The first step is identifying what method works for your workforce. With remote and hybrid work taking shape as the new way of work, employee demand for anytime and anywhere access to technology tools has increased. If your workforce relies on a hybrid model, leveraging mobile cloud applications may benefit your employees. Mobile options provide flexibility for workers, allowing them to train and leverage tools on their own time.
Another way to boost cloud adoption among employees is to incentivize usage, integrating training as part of a “gamification” process. There are a multitude of ways leaders can reward their workforce for completing training, logging on and using the system to accomplish intended objectives. Examples could include spot bonuses, time off, or professional development opportunities. Our mindset needs to shift when it comes to HCM cloud transformations – the job is not done at go-live. Victory can not be declared until the new system and the new ways of working are widely adopted.
Addressing Cloud Challenges From the Get-Go
Moving core HR applications to the cloud is a daunting task, and even if HR leaders are pleased with the process, problems will likely still exist.
It is essential to fully vet any potential challenges or risks ahead of migrating over to cloud technology. This means HR leaders need to address cloud security issues and any skill challenges prior to investing in the technology. With 21% of HR leaders citing concerns over the security of critical HR data stored on the cloud, and the influx of ransomware attacks the U.S. has seen over the last year, acting swiftly on cloud skills and cloud cybersecurity can make the migration process more successful in the long run.

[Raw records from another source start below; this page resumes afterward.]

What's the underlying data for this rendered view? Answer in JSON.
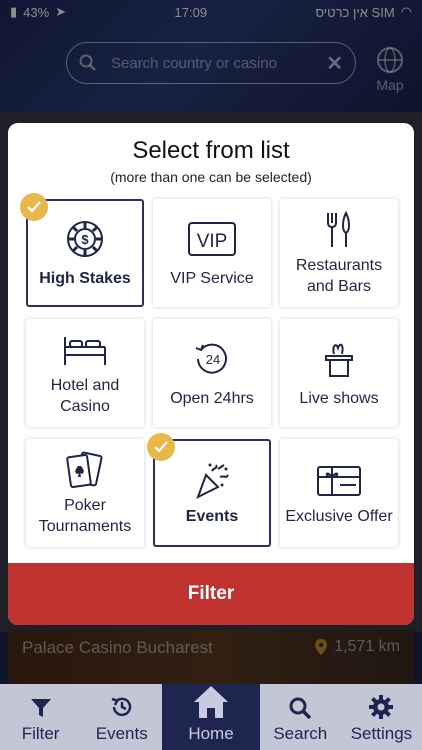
{
  "status": {
    "carrier": "אין כרטיס SIM",
    "time": "17:09",
    "battery": "43%"
  },
  "header": {
    "search_placeholder": "Search country or casino",
    "map_label": "Map"
  },
  "background_card": {
    "title": "Palace Casino Bucharest",
    "distance": "1,571 km"
  },
  "modal": {
    "title": "Select from list",
    "subtitle": "(more than one can be selected)",
    "items": [
      {
        "label": "High Stakes",
        "icon": "chip-icon",
        "selected": true
      },
      {
        "label": "VIP Service",
        "icon": "vip-icon",
        "selected": false
      },
      {
        "label": "Restaurants and Bars",
        "icon": "fork-knife-icon",
        "selected": false
      },
      {
        "label": "Hotel and Casino",
        "icon": "bed-icon",
        "selected": false
      },
      {
        "label": "Open 24hrs",
        "icon": "clock-24-icon",
        "selected": false
      },
      {
        "label": "Live shows",
        "icon": "magic-hat-icon",
        "selected": false
      },
      {
        "label": "Poker Tournaments",
        "icon": "cards-icon",
        "selected": false
      },
      {
        "label": "Events",
        "icon": "party-popper-icon",
        "selected": true
      },
      {
        "label": "Exclusive Offer",
        "icon": "gift-card-icon",
        "selected": false
      }
    ],
    "filter_label": "Filter"
  },
  "tabbar": {
    "tabs": [
      {
        "label": "Filter",
        "icon": "filter-icon"
      },
      {
        "label": "Events",
        "icon": "history-icon"
      },
      {
        "label": "Home",
        "icon": "home-icon"
      },
      {
        "label": "Search",
        "icon": "search-icon"
      },
      {
        "label": "Settings",
        "icon": "gear-icon"
      }
    ]
  },
  "colors": {
    "accent": "#c0322f",
    "check": "#e8b84a",
    "navy": "#1e2650"
  }
}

In order to address these challenges from the beginning, HR leaders should consider closer integration with cyber teams so that employees are trained in security practices, and security policies are followed. HR departments should also evaluate the current data they have available prior to migrating to confirm all information is protected against potential internal misuse and external threats.
Avoiding Vendor Regrets
While the concept of software-as-a-service in the cloud may be a favorite among HR leaders today, many organizations aren’t always delighted with the vendors they have chosen.

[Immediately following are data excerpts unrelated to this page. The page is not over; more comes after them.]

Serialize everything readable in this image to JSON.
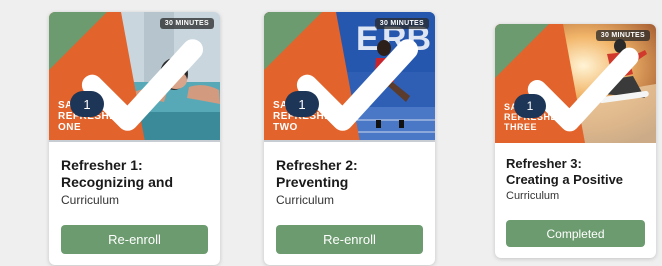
{
  "cards": [
    {
      "duration": "30 MINUTES",
      "badge": "1",
      "series_prefix": "SA",
      "series_name": "REFRESHER",
      "series_num": "ONE",
      "title_line1": "Refresher 1:",
      "title_line2": "Recognizing and",
      "subtitle": "Curriculum",
      "button": "Re-enroll"
    },
    {
      "duration": "30 MINUTES",
      "badge": "1",
      "series_prefix": "SA",
      "series_name": "REFRESHER",
      "series_num": "TWO",
      "title_line1": "Refresher 2:",
      "title_line2": "Preventing",
      "subtitle": "Curriculum",
      "button": "Re-enroll"
    },
    {
      "duration": "30 MINUTES",
      "badge": "1",
      "series_prefix": "SA",
      "series_name": "REFRESHER",
      "series_num": "THREE",
      "title_line1": "Refresher 3:",
      "title_line2": "Creating a Positive",
      "subtitle": "Curriculum",
      "button": "Completed"
    }
  ],
  "colors": {
    "orange": "#e2632b",
    "green_corner": "#6b9b6e",
    "badge": "#1d3557",
    "button": "#6b9b6e"
  },
  "icons": [
    "checkmark-icon"
  ]
}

More than a third of HR leaders today say it is very likely that they will switch vendors at the end of their subscription term. There could be a few reasons for this, but when looking through a technology project lens, HR leaders tend to cite budget and integration with other tech solutions as primary challenges. Some vendors may be overpromising on both these counts.
No business wants to look back and regret a partnership with a vendor, particularly when transformation efforts, significant investments, and employee satisfaction are on the line. To avoid challenges with vendors, HR leaders should focus on a few critical capabilities when reviewing vendor offerings. This includes ensuring that an organization’s most critical future-state needs are front and center during the evaluation process. For example, what are the moments that matter most to your employees and managers when they engage in various HR processes?
HR leaders should also assess a laundry list of vendor factors prior to striking a deal. Some of these include cost (subscription and support), ROI, integration with Finance and Supply Chain, client satisfaction references, cloud architecture and tools, culture alignment and partner ecosystem.
Ultimately, it is important to build a trusted relationship with your vendor. When partnering, businesses and vendors must clearly define what capabilities they both contribute, receive from and deliver together in their own ecosystem. It is only when both parties invest in building trust that the true value of cloud is unlocked and your return on investment is maximized.
Moving to the cloud does not come without road bumps. Identifying the right adoption method, addressing potential security risks, and assessing vendor partnerships are all key elements that HR leaders need to consider prior to making the jump to cloud. While the cloud transformation process might feel daunting, it ultimately will help modernize the HR world, helping leaders solve some of their biggest challenges today.